8-port serial async cards??

uhclem at trsvax.UUCP uhclem at trsvax.UUCP
Thu Feb 9 06:00:00 AEST 1989


R5>Anvil advised us that they would be looking into the problem and attempt to
R5>fix it, but that they weren't confident of being able to do so (this I don't
R5>understand -- we're talking RAW input -- which should be more efficient than
R5>"cooked" output, no -- besides there's an 8MHZ 80186 on that board!).  This
R5>conversation took place about 6 weeks ago -- and we have not heard anything
R5>from Anvil yet regarding a possible fix.

The problem on some of these boards IS the choice of the 186.  Face it, the
intel 80186 is rather limited on IN/OUT opcodes.  Boards that use 8530 serial
chips with a 186 further complicate the problem by performing all
communication to a port via two ports.  One is the data path, the other is a
control pointer that selects what register the other port will access, very
muck like the 6845 CRTC.  Hardly any of these boards bother to add the glue
necessary to use these as memory mapped devices, so you find code like this:

		mov	dx, ctlportA
		mov	al,RR2		;Want to read Rx status
		out	dx,al
		jmp	$+2		;Because they pick the 8530's
					;with slow recovery time as much
					;as 4 8530 clocks + 200 usec
		mov	dx,datportA
		in	al,dx		;Read status
		test	al,CHARAVA	;Is a Char available
		jnz	xxx
		mov	dx,ctlportA	;Point at data reg
		mov	al,RR8
		out	dx,al
		jmp	$+2
		mov	dx,datportA
		in	al,dx		;Read byte

Any questions?  You haven't even checked for framing or parity errors yet,
much less cleared them or resolved the interrupt on the embedded 8259.
Although 8250's require less juggling, they require more intervention than
the 8530.  And if you find a board with an 8251 on it, keep walking very fast.

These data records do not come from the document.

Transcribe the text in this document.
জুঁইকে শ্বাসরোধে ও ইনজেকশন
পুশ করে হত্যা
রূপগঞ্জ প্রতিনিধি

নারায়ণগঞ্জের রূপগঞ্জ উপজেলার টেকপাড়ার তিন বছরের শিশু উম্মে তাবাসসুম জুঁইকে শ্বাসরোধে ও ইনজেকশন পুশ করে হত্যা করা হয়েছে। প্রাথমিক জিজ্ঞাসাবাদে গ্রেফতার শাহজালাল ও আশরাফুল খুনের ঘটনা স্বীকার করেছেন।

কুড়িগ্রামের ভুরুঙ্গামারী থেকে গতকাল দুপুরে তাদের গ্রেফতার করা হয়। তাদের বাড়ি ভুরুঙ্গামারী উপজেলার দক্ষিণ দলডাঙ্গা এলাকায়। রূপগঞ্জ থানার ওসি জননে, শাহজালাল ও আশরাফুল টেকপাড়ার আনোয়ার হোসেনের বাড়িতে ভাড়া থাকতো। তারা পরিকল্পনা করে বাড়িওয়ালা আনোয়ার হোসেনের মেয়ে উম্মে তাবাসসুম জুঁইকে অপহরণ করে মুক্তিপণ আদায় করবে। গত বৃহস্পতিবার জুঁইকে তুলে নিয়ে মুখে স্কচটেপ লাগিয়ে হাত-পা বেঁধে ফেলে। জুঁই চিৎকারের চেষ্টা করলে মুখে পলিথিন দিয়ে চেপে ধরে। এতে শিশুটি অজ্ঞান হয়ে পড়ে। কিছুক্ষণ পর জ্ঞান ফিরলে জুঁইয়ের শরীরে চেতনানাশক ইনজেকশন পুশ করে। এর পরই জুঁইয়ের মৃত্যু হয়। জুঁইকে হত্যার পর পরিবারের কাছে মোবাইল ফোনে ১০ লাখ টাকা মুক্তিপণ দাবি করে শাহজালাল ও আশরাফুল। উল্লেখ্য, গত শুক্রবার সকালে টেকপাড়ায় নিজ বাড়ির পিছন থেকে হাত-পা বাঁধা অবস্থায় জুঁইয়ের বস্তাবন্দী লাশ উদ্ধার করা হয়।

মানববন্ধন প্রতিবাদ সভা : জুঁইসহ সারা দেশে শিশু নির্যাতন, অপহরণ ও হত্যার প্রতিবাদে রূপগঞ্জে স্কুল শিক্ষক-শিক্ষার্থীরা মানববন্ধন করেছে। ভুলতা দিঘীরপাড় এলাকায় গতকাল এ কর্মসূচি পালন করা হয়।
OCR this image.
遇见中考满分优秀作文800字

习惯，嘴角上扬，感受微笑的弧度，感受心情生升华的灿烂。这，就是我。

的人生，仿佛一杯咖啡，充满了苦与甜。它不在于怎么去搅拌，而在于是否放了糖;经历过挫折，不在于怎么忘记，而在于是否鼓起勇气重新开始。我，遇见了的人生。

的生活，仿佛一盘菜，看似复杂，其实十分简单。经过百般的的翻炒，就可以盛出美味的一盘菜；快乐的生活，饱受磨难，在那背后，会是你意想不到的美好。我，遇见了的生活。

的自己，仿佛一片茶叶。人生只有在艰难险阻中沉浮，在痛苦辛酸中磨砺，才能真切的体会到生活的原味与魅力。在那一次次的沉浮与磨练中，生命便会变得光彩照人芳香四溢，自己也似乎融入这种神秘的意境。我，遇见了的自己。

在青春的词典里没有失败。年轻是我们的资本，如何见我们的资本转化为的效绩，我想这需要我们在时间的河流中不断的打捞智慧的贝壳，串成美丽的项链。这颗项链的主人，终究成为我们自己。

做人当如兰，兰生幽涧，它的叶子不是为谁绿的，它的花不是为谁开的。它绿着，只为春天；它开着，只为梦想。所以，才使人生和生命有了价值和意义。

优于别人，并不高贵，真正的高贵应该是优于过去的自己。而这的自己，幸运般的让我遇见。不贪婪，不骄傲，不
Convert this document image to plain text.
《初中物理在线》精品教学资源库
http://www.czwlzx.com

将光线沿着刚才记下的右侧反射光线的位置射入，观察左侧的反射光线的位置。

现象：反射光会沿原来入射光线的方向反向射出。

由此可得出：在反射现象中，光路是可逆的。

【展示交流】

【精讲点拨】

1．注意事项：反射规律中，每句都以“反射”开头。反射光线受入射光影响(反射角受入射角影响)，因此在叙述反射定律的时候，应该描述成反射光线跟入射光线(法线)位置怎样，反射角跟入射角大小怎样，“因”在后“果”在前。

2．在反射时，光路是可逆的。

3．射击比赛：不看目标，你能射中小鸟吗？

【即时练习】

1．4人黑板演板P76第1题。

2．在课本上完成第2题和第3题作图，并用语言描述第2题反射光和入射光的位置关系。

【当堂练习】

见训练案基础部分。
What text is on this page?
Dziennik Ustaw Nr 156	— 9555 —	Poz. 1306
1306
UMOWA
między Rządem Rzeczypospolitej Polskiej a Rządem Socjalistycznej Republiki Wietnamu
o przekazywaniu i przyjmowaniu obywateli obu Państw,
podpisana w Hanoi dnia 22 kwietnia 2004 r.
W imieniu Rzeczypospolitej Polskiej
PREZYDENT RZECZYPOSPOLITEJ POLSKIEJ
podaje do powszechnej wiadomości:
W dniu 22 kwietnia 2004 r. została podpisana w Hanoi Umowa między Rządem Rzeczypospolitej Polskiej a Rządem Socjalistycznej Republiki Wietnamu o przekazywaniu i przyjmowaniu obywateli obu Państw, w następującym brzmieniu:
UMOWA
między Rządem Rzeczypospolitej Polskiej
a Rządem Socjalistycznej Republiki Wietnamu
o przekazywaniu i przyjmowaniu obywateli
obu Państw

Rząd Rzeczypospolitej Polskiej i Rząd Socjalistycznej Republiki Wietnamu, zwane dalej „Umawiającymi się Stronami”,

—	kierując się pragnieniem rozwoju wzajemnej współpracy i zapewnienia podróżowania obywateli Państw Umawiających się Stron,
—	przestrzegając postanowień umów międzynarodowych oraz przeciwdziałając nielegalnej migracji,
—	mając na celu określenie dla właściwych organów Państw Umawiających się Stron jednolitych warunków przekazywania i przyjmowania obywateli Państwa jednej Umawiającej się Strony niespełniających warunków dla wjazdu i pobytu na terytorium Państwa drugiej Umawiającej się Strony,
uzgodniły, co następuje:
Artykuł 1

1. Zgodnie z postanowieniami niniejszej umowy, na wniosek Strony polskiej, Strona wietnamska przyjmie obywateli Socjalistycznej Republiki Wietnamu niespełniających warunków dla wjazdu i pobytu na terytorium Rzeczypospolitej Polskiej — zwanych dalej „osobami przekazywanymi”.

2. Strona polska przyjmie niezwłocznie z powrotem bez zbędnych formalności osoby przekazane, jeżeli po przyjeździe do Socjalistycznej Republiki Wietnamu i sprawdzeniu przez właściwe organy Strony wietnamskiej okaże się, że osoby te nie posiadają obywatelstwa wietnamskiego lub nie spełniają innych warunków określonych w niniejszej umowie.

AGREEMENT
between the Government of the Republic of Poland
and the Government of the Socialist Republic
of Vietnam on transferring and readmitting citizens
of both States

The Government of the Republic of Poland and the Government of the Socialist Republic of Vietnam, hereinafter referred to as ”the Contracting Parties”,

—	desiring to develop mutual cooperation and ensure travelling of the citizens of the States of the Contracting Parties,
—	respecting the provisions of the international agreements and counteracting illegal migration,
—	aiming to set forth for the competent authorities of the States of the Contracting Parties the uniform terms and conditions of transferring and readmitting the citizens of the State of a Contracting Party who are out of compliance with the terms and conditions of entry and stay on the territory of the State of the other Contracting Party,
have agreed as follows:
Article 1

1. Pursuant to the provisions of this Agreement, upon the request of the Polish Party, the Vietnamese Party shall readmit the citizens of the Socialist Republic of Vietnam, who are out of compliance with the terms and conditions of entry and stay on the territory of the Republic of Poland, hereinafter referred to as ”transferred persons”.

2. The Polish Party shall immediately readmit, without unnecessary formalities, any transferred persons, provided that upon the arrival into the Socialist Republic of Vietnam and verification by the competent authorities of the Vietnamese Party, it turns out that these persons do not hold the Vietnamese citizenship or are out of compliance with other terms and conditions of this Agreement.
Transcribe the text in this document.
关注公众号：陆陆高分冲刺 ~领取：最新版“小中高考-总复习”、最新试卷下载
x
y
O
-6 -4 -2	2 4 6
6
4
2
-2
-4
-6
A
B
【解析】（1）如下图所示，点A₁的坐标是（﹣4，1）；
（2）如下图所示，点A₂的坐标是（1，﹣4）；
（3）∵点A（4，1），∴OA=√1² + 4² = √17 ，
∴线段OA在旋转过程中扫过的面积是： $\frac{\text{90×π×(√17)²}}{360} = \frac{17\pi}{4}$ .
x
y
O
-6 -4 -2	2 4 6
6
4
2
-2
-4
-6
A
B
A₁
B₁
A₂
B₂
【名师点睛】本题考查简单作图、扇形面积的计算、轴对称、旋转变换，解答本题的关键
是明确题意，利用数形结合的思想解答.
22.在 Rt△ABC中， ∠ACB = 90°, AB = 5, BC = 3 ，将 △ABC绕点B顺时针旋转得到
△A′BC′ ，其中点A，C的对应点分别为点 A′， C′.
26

The 8530 also provides vectored interupt support with 8 vectors per chip
(four per port, Rx, Tx, Special, Error), but the 186 interrupt system
doesn't understand Z80 IM2 vectoring, so it usually isn't used, and each chip
must be polled to find out which one (or more) of the eight items generated
the interrupt.  So with an 8259 interrupt controller, the best it can
do is narrow the source of the interrupt down to a chip.  Then you must
read the interrupt register on the chip and call all the routines necessary
to handle the eight possible pending interrupt sources.

An 80186 with an 8030 (a version of the 8530 that lends itself to being
memory-mapped, all 16 registers directly accessible) would be far more
efficient.  For example, an memory-mapped 8030 doing the same task as above:

		mov	ax, Seg8030A
		mov	es,ax

		mov	bx, Off8030A
		test	es:[bx+RR2],CHARAVA	;Is a Char available
		jnz	xxx
	;	jmp	$+2			;Not normally needed on
	;					;the 8030 but you can add it
		mov	al,es:[bx+RR8]		;Read char

I forgot to mention wait states.  Although they may have an 8MHZ 80186
and 150nsec memory (slowest possible with 0 wait states), some designers
made too lengthy or used to slow address decoding schemes and were forced
to add a wait state.  Sometimes these are added to help handle arbitration
when the onboard memory can be accessed by the host CPU (286/386).  So
the 186 may actually be running at an effective 6MHZ or less.


My ideal board would use a Z280 and an 8030.  The Z280 reads IM 2 
interrupts so the exact routine necessary could handle each interrupt
without any other checking.  (A Z180/HD64180Z could also be used but
you would need at least 10MHZ to handle 38,4000 on 8 lines.)  The Z280 has
onboard CTC's and DMA, so this would reduce the external part count.  The
plain old 6MHZ Z80 can handle eight ports, but max would be 8 9,600 baud
conversations, or 4 19,200.


<My opinion, and not that of my golden retreiver who is busily applying
 for a federal grant so he can develop HDTV compression algorithms...>
						
					"Thank you, Uh Clem."
					Frank Durda IV @ <trsvax!uhclem>
				...decvax!microsoft!trsvax!uhclem
				...sys1!hal6000!trsvax!uhclem
			If it made sense, they wouldn't buy a new one.